Néphrologue depuis 30 ans à la Pitié-Salpétrière, Corinne Isnard-Bagnis s’est investie, outre son activité clinique et d’enseignement, dans 3 grands domaines : l’accompagnement à l’éducation thérapeutique du patient, la méditation à l'hôpital pour les patients, la révolution numérique en santé (création du premier MOOC sur les maladies rénales et collaboration avec le Digital Medical Hub de l'AP-HP).
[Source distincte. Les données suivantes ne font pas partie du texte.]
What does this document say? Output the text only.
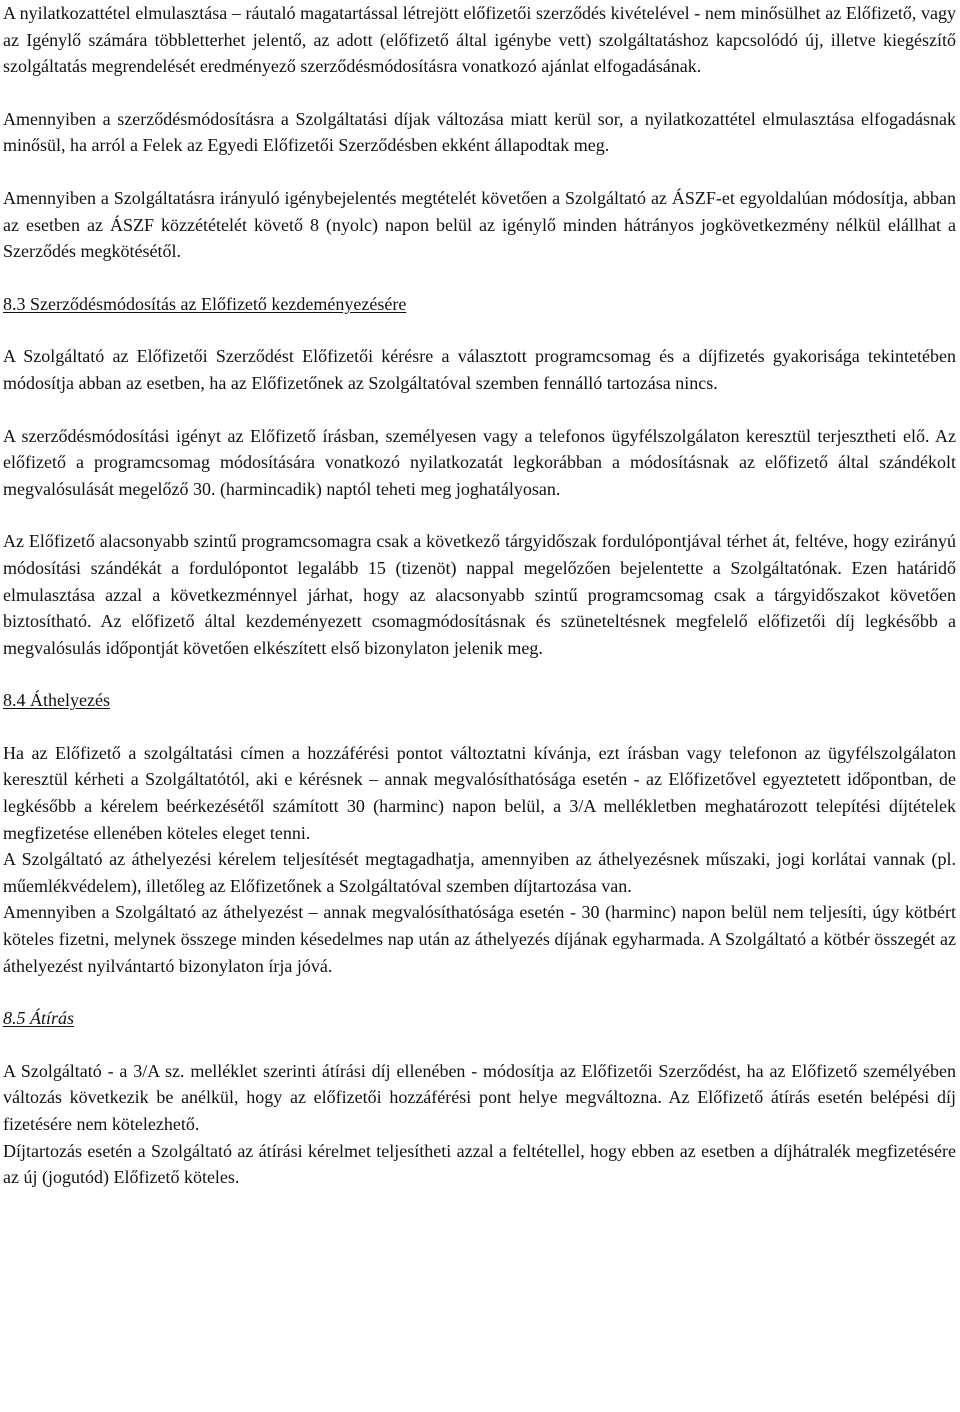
A nyilatkozattétel elmulasztása – ráutaló magatartással létrejött előfizetői szerződés kivételével - nem minősülhet az Előfizető, vagy az Igénylő számára többletterhet jelentő, az adott (előfizető által igénybe vett) szolgáltatáshoz kapcsolódó új, illetve kiegészítő szolgáltatás megrendelését eredményező szerződésmódosításra vonatkozó ajánlat elfogadásának.

Amennyiben a szerződésmódosításra a Szolgáltatási díjak változása miatt kerül sor, a nyilatkozattétel elmulasztása elfogadásnak minősül, ha arról a Felek az Egyedi Előfizetői Szerződésben ekként állapodtak meg.

Amennyiben a Szolgáltatásra irányuló igénybejelentés megtételét követően a Szolgáltató az ÁSZF-et egyoldalúan módosítja, abban az esetben az ÁSZF közzétételét követő 8 (nyolc) napon belül az igénylő minden hátrányos jogkövetkezmény nélkül elállhat a Szerződés megkötésétől.

8.3 Szerződésmódosítás az Előfizető kezdeményezésére

A Szolgáltató az Előfizetői Szerződést Előfizetői kérésre a választott programcsomag és a díjfizetés gyakorisága tekintetében módosítja abban az esetben, ha az Előfizetőnek az Szolgáltatóval szemben fennálló tartozása nincs.

A szerződésmódosítási igényt az Előfizető írásban, személyesen vagy a telefonos ügyfélszolgálaton keresztül terjesztheti elő. Az előfizető a programcsomag módosítására vonatkozó nyilatkozatát legkorábban a módosításnak az előfizető által szándékolt megvalósulását megelőző 30. (harmincadik) naptól teheti meg joghatályosan.

Az Előfizető alacsonyabb szintű programcsomagra csak a következő tárgyidőszak fordulópontjával térhet át, feltéve, hogy ezirányú módosítási szándékát a fordulópontot legalább 15 (tizenöt) nappal megelőzően bejelentette a Szolgáltatónak. Ezen határidő elmulasztása azzal a következménnyel járhat, hogy az alacsonyabb szintű programcsomag csak a tárgyidőszakot követően biztosítható. Az előfizető által kezdeményezett csomagmódosításnak és szüneteltésnek megfelelő előfizetői díj legkésőbb a megvalósulás időpontját követően elkészített első bizonylaton jelenik meg.

8.4 Áthelyezés

Ha az Előfizető a szolgáltatási címen a hozzáférési pontot változtatni kívánja, ezt írásban vagy telefonon az ügyfélszolgálaton keresztül kérheti a Szolgáltatótól, aki e kérésnek – annak megvalósíthatósága esetén - az Előfizetővel egyeztetett időpontban, de legkésőbb a kérelem beérkezésétől számított 30 (harminc) napon belül, a 3/A mellékletben meghatározott telepítési díjtételek megfizetése ellenében köteles eleget tenni.

A Szolgáltató az áthelyezési kérelem teljesítését megtagadhatja, amennyiben az áthelyezésnek műszaki, jogi korlátai vannak (pl. műemlékvédelem), illetőleg az Előfizetőnek a Szolgáltatóval szemben díjtartozása van.

Amennyiben a Szolgáltató az áthelyezést – annak megvalósíthatósága esetén - 30 (harminc) napon belül nem teljesíti, úgy kötbért köteles fizetni, melynek összege minden késedelmes nap után az áthelyezés díjának egyharmada. A Szolgáltató a kötbér összegét az áthelyezést nyilvántartó bizonylaton írja jóvá.

8.5 Átírás

A Szolgáltató - a 3/A sz. melléklet szerinti átírási díj ellenében - módosítja az Előfizetői Szerződést, ha az Előfizető személyében változás következik be anélkül, hogy az előfizetői hozzáférési pont helye megváltozna. Az Előfizető átírás esetén belépési díj fizetésére nem kötelezhető.

Díjtartozás esetén a Szolgáltató az átírási kérelmet teljesítheti azzal a feltétellel, hogy ebben az esetben a díjhátralék megfizetésére az új (jogutód) Előfizető köteles.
« Un jour une gamine de 15 ans voulait des nouvelles de son copain, que nous venions de monter pour le don d’organe… »

La première fois où…

… tu as eu envie de faire médecine ?

 

Corinne Isnard-Bagnis : Cela a toujours été une évidence, même si je ne suis pas du tout issue d’une famille de médecins. Je me souviens d’un Noël où l’on m’avait offert une mallette blanche avec une croix rouge et un stéthoscope en plastique avec lequel j’auscultais mon nounours.

 

... tu as eu envie de faire ta spécialité ?

 

CIB : L’hôpital représentait ma maison du soin et je voulais y travailler, mon fil conducteur a donc été les spécialités hospitalières. Après un semestre en hématologie, très dur psychologiquement, j’ai découvert la néphrologie et la transplantation d’organes.

 

... tu t’es sentie impuissante ?

 

CIB : En stage en médecine interne. En quelques mois, la population des patients s’est transformée. Je me suis retrouvée   accompagner des jeunes de mon âge, qui mouraient du sida parce qu’on ne pouvait pas les traiter. Cela m’a marquée pour toute ma carrière.

 

... tu t’es sentie bouleversée en transplantation ?

 

CIB : Le jour où, à la porte de la réa, une gamine de 15 ans voulait des nouvelles de son copain du même âge, en état de mort cérébrale, que nous venions de monter au bloc pour le don d’organes après un accident de scooter. Cela vous projette d’un univers très technique, tourné vers le cadeau de la transplantation, à l’envers de la médaille, que je n’avais pas beaucoup éprouvé jusque-là.

 

La dernière fois où…

 

… tu t’es sentie utile ?

 

CIB : Lorsqu’un patient de 45 ans, en surpoids et diabétique, est revenu me voir 6 mois après une consultation : 10 kilos en moins, méconnaissable et heureux, ayant pu arrêter ses antidiabétiques, en passe de diminuer son traitement anti-hypertenseur… J’ai eu l’impression d’avoir allumé une petite flamme, mais qu’il avait fait tout le travail. Je suis frappée, depuis ces dernières années, par le degré d’acculturation à la santé grâce à internet et aux médias. Les personnes ont moyen de trouver des ressources d’information et se prennent beaucoup plus en charge qu’il y a 20 ans.

 

… tu as eu envie d’arrêter l’hôpital ?

 

CIB : Pendant 30 ans je me suis levée tous les matins avec la même envie, parce que l’on ne peut pas s’ennuyer dans un tel monde en mouvement. Mais je me sens enfermée dans un univers qui ne donne pas de place à la transformation. C’est pour cela que j’ai plaisir à travailler dans le champ de l’innovation numérique. Je collabore avec des start-up dans le Digital Medical Hub de l’AP-HP. C’est agréable de sortir du cadre français terrible dans lequel, pour tout projet de recherche, une autorisation est accordée à n+2, le financement à n+3, le paiement à n+5…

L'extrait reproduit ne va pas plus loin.